Price band changes coming into 2023 are a little more subtle, compared with what we saw in Queensland. While some new volume was offered at lower price levels, the majority was initially bid at high levels, around the Market Price Cap.
However, in recent weeks we have seen volume move out of these high price bands and into the $70-$200/MWh range. This does represent a significant change compared to both early October, where there was less available capacity, and the start of 2023, where the additional capacity was bid in at high-priced levels.
To summarize, while at various times subdued demand and/or higher availability have contributed to lower average prices, changes to the prices that generators offer their capacity into the market have also played their part.
Spot prices over the last few months were characterised by significantly reduced demand from the QCLNG plant in Gladstone, due to 2 months of planned and unplanned maintenance. There was also a one-month outage at the Iona gas storage facility for most of November, which contributed to price volatility. Iona often assists to balance spot gas demand in the market, which normally reduces volatility, as well as providing deeper, seasonal gas storage.
In early December, there was an unplanned QCLNG shutdown, with prices falling to below $12/GJ into late January.
These maintenance activities coincided with a mild start to summer, and historically low residential and power generation gas demand, which meant that the market was relatively over supplied. Some of this surplus gas flowed south, injecting to the Iona underground storage facility in preparation for winter.
At the end of the last gas market update, Iona had reached critically low inventory due to heavy storage withdrawals required to balance the southern market over winter last year. Inventory at the start of October was just over 12 PJ. At the start of February, storage inventory had reached over 22PJ, representing injections of about 10PJ over the past four months, despite a one-month outage at Iona when no gas was injected.

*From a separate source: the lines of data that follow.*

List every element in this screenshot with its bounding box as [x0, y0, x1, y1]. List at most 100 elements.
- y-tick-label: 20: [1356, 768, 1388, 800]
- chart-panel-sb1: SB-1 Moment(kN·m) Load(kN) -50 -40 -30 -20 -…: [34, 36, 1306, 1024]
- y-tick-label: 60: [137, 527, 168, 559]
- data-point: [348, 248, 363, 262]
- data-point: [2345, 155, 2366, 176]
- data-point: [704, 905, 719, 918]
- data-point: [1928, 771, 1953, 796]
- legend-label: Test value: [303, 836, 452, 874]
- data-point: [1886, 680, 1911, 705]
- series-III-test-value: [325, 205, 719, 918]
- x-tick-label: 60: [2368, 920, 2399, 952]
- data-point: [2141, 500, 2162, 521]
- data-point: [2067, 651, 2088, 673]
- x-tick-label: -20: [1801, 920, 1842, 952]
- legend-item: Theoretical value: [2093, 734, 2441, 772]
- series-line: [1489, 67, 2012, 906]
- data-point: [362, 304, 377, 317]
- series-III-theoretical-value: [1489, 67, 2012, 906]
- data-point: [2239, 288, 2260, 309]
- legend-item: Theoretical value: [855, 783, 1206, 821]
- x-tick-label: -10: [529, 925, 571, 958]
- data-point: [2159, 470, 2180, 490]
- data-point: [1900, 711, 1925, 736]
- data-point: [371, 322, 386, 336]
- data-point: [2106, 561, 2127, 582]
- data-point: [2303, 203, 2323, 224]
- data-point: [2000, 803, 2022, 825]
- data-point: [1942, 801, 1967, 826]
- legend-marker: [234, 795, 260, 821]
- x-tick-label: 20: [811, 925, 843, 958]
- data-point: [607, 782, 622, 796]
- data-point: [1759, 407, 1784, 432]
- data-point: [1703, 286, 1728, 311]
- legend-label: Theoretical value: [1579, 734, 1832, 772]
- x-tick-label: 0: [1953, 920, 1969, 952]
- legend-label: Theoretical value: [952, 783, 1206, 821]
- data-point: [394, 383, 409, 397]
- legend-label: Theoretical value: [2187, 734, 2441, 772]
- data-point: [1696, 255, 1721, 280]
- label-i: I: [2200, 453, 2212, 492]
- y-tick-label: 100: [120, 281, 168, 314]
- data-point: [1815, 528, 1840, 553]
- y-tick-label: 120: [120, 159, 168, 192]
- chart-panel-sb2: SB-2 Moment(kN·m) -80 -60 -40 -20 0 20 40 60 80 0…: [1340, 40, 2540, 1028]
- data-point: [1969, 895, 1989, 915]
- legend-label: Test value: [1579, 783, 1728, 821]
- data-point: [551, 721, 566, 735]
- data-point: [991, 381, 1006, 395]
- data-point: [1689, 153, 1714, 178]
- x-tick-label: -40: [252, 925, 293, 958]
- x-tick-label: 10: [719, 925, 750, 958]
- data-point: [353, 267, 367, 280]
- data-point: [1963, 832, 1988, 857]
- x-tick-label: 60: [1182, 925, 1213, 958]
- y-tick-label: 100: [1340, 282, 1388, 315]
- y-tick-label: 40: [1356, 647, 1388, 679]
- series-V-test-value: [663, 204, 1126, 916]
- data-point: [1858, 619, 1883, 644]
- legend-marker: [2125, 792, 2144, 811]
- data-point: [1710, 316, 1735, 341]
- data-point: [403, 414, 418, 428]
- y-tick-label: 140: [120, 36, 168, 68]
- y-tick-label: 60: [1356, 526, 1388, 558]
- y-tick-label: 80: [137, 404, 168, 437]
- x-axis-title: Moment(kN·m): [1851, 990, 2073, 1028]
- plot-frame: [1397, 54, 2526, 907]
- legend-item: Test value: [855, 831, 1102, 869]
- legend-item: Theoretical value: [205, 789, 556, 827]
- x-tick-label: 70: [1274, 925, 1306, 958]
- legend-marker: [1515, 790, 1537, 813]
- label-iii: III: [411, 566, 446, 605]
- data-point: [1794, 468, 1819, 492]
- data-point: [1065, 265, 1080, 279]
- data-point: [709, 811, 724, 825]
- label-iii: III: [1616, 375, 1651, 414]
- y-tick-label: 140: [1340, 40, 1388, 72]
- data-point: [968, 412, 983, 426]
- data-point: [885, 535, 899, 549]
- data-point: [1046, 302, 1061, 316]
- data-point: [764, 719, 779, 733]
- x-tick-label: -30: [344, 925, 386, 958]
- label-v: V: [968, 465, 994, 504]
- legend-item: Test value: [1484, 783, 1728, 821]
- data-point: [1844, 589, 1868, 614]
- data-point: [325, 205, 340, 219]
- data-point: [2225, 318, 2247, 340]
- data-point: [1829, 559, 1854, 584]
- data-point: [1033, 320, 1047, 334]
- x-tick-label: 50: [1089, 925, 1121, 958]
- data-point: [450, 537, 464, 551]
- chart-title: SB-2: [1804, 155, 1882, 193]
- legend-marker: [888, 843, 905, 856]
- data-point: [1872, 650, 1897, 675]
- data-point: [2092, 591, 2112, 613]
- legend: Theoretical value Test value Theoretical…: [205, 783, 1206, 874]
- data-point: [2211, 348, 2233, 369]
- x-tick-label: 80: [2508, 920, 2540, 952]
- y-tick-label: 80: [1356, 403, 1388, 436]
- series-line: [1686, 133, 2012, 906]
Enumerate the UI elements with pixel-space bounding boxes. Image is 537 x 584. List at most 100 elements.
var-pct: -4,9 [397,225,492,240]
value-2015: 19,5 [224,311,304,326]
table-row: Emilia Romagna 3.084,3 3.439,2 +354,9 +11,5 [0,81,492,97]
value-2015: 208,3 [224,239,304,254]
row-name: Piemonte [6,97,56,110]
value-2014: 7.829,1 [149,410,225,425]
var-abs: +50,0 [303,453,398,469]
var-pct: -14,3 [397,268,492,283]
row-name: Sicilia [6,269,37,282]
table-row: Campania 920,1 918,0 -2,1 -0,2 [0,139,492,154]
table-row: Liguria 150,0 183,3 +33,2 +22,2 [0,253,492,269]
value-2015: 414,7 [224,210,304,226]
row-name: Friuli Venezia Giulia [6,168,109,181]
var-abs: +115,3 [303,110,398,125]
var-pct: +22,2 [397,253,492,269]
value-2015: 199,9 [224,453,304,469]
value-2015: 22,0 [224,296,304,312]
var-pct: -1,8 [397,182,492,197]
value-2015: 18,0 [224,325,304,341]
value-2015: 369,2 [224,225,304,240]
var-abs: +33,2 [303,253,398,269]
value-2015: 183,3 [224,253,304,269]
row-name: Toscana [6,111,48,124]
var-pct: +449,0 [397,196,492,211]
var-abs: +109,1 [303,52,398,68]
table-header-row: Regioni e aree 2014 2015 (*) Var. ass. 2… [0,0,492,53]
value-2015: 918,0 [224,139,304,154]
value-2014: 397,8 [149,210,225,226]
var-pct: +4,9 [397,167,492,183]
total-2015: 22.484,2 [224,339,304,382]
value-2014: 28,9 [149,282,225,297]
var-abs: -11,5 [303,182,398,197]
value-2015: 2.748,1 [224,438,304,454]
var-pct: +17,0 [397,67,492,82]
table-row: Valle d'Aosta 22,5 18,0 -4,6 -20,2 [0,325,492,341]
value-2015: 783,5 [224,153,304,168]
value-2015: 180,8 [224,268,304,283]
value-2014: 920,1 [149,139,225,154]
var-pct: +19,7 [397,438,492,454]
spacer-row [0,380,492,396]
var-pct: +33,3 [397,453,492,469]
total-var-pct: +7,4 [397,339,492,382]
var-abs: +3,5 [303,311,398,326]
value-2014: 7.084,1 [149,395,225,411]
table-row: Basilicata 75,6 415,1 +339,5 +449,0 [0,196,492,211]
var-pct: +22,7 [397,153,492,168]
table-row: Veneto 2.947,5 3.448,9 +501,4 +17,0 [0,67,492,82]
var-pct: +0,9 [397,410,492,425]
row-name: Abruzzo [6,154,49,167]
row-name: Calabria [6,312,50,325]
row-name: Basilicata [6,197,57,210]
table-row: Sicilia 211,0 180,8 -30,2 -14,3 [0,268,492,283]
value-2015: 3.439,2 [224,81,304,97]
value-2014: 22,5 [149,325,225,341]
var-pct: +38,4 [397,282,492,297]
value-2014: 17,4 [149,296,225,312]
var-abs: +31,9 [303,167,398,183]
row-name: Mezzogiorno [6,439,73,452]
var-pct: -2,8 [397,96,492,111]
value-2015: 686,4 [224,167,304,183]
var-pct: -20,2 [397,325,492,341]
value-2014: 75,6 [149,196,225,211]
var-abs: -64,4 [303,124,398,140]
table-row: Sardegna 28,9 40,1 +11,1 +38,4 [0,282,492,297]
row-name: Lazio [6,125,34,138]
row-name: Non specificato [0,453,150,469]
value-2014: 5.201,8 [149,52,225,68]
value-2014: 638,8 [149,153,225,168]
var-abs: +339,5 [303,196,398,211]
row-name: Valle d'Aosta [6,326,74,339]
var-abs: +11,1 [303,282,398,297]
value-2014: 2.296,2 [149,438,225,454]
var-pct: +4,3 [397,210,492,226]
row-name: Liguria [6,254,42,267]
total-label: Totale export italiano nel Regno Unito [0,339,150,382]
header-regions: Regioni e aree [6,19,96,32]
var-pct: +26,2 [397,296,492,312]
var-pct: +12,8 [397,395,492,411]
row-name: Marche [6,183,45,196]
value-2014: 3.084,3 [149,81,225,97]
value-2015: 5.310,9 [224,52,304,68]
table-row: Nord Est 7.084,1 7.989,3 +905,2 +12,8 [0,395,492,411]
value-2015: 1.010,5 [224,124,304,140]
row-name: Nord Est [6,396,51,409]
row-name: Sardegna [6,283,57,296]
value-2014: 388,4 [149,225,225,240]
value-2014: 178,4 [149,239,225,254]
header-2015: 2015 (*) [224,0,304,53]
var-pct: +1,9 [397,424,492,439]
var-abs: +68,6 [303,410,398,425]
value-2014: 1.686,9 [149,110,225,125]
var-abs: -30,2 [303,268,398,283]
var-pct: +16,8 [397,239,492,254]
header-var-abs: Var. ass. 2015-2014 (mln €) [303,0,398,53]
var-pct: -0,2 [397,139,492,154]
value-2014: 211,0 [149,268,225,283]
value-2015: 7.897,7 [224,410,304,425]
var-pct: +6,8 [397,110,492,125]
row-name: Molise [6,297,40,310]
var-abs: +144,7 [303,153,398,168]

Iona is currently 4PJ fuller than it was this time last year, inventories recovering quickly after high usage across winter last year where 14.5PJof inventory was withdrawn in three months.
Now comparing the last seven years of Iona inventory across a full calendar year, Iona is the fullest it’s been for this time of year, at over 22PJ, or 90% capacity. At the current rate of storage injections of about 100TJ/d, Iona is forecast to be full by mid-March, well ahead of the winter withdrawal season, and well ahead of previous years.
With the ACCC’s forecast market shortfall over the balance of this year, Iona will be critical to keeping the market supplied, high injections over the last few months have provided an early inventory buffer, supported by mild residential load and power demand.
Calendar year 2023 domestic forward prices commenced the quarter at around $30 per GJ, having rallied throughout most of 2022.
The federal government’s $12 price cap announcement on 9th December coincided with a sharp fall in calendar year prices, which almost halved overnight to $15/GJ. The price cap order commenced a few weeks later on 23rd December.
In January, the ACCC provided guidance on the price cap order, and the price differential between Northern and Southern markets widened. This location spread represents the market pricing in transport to move marginal gas from QLD to the southern markets, despite reduced trading liquidity.
Domestic gas for balance of year is trading between the $12 price cap and the current ACCC LNG netback price of around $25. Market liquidity has significantly decreased over 2023, 2024 and beyond, due to continued uncertainty over the impacts of announced and proposed legislation.